In the midst of the fighting,
Abdel Bari Atwan, the editor-in-chief of the London-based al-Quds al-Arabi,
triumphantly declared that “Here is the Egypt that we have been waiting
for,” praising Mursi for bringing dignity
at long last to the post-1967 Arab world. But apart from symbolic
support, Mursi was careful not to provide Hamas with any material aid or
to threaten Israel with active Egyptian involvement in the conflict.
It
seems that Mursi understood it was in the Muslim Brotherhood’s interest
to bring the fighting to a swift end. The longer the fighting
continued, the greater the domestic
political pressure Mursi and the Brotherhood would have faced to do
more than simply make fiery speeches in defense of Arab and Islamic
solidarity. Mursi was no doubt wary that Egypt’s
salafi party, al-Nour, would seek to exploit the crisis at the
Brotherhood’s expense. Further, a passive Egypt may have ignited renewed
jihadi activity in the Sinai.
Hence
Mursi, working in cooperation with the Obama administration, used
Egyptian good offices to head off a potential Israeli ground invasion
and broker the ceasefire. It
may be no small coincidence that just two days earlier, the
International Monetary Fund (IMF) had announced a preliminary agreement
to loan Egypt $4.8 billion.
Yet
it is not clear that the ceasefire resolved any of the outstanding
issues that directly led to the crisis, such as whether Egypt will allow
Hamas to officially open
the Rafah border crossing in lieu of reopening the tunnels, whose closing precipitated the events
that led to the conflict.
This is a sensitive issue because
officially opening Rafah would mean de facto recognition of Hamas as the
sovereign authority over Gaza, and come directly at the Palestinian
Authority’s expense, something Egypt had been trying
to avoid.

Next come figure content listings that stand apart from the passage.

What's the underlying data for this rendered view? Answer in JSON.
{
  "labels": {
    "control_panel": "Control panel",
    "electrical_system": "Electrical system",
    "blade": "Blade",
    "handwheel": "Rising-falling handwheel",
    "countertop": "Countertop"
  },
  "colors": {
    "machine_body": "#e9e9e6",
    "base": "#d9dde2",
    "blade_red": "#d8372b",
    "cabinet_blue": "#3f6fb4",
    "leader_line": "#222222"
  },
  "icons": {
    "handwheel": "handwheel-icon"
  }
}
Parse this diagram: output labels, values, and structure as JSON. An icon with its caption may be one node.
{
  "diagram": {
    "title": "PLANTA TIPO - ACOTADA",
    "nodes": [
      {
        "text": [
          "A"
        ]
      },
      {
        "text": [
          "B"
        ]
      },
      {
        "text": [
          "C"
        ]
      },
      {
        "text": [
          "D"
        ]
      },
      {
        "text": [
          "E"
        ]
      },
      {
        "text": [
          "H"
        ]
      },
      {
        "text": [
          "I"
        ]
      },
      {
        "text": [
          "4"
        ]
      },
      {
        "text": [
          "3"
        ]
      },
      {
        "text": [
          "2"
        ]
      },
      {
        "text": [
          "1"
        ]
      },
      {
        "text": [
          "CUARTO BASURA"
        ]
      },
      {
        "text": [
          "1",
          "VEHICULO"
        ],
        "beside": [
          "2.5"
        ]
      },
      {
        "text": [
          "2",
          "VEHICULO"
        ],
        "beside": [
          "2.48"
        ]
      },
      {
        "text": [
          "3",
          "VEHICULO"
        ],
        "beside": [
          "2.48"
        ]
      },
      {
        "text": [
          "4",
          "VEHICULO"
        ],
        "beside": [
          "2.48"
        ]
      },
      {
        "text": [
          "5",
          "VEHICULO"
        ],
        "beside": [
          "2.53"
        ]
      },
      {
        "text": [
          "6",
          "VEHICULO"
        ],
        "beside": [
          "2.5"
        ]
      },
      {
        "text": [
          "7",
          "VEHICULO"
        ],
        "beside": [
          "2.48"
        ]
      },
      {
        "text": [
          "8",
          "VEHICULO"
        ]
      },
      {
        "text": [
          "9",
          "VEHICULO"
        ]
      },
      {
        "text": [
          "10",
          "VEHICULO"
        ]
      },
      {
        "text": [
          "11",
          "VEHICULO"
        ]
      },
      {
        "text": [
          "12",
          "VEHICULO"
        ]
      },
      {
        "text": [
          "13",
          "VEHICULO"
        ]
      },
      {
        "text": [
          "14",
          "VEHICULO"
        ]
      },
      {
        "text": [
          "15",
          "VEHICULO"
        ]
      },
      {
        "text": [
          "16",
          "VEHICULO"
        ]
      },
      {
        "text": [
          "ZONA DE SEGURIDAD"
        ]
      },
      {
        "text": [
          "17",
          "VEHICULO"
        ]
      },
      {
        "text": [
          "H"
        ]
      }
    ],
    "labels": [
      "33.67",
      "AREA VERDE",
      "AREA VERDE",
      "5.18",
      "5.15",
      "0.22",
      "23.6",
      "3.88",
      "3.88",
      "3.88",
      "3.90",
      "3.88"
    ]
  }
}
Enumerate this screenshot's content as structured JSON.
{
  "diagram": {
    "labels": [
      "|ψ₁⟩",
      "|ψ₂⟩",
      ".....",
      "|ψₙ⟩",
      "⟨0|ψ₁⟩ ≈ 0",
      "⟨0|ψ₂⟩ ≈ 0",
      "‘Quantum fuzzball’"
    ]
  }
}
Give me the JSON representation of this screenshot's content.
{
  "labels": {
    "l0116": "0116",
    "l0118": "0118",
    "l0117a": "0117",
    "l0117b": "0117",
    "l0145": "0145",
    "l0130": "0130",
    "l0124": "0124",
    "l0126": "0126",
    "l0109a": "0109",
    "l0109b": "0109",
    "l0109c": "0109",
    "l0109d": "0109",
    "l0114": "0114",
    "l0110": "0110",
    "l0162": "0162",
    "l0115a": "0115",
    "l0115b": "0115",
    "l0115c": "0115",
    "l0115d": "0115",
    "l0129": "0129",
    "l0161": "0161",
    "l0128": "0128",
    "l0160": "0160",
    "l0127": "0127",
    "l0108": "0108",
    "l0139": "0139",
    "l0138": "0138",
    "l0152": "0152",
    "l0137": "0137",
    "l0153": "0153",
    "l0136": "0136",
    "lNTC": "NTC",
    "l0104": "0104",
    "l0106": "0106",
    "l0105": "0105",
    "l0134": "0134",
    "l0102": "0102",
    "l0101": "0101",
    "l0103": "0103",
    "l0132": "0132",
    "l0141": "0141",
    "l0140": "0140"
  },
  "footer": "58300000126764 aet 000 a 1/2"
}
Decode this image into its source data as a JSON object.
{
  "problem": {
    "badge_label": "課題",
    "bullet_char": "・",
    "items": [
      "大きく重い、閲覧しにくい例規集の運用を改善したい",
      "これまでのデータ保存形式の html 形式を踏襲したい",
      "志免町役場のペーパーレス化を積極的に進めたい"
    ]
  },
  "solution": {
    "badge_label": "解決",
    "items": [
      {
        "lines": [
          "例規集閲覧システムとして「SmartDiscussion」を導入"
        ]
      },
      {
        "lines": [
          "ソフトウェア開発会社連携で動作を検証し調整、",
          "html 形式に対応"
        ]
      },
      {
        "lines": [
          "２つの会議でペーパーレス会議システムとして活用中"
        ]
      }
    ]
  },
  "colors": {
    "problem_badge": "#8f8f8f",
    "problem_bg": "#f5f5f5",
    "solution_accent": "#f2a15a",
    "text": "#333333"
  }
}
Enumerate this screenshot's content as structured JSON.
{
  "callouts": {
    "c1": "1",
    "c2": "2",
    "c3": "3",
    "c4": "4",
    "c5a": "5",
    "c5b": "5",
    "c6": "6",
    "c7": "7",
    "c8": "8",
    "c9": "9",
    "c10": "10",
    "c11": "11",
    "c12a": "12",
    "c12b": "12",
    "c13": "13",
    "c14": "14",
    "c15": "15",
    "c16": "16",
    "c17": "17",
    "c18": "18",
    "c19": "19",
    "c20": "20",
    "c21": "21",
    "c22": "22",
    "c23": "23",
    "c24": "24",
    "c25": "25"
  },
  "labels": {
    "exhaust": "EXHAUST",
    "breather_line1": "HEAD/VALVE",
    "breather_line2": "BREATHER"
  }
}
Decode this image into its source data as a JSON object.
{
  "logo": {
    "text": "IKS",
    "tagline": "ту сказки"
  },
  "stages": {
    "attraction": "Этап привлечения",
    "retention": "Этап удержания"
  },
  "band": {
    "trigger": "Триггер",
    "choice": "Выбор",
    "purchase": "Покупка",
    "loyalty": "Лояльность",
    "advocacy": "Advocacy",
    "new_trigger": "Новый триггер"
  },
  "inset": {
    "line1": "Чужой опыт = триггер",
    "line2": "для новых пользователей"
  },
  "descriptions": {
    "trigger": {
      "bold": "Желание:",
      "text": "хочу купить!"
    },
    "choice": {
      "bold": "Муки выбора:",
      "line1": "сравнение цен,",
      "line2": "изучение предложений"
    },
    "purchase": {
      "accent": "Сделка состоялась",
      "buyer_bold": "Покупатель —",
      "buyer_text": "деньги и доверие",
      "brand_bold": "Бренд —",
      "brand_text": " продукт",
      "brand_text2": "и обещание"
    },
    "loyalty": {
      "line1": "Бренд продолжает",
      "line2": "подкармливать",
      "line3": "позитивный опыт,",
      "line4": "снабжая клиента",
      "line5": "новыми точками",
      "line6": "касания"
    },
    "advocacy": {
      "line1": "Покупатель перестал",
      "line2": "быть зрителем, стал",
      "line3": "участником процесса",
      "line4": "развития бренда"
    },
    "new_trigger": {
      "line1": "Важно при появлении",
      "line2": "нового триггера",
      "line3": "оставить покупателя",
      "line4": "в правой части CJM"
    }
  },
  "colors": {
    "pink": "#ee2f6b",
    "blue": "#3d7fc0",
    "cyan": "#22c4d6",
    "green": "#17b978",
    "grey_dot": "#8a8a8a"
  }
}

The ceasefire also sidestepped Israel’s concern that Hamas
will resume smuggling weapons into Gaza via Sudan and the Sinai.
It
appears that Mursi decided to use the ceasefire to play his own
double-game. Just thirty-six hours later, Mursi put the newly earned
American goodwill to the test by declaring
that presidential authority in Egypt would be shielded from judicial
review until a new constitution was ratified. In other words, Mursi was
attempting to parlay the political capital he earned with the Americans
into absolute freedom of action for the Brotherhood
in Egypt’s domestic political arena. It remains to be seen whether
either side of Mursi’s gambit—the fragile Hamas-Israel ceasefire or the
transparent domestic power grab—will hold. The first tranche of IMF
funds is not due to be released until the final
loan approval is confirmed on December 19. Whether or not Mursi
overplayed his hand and thus put the IMF loan at risk remains to be
seen.
Brandon Friedman is a Research Fellow at the Alliance Center for Iranian Studies and a Junior Research Fellow at the Moshe Dayan
Center for Middle Eastern and African Studies at Tel Aviv University.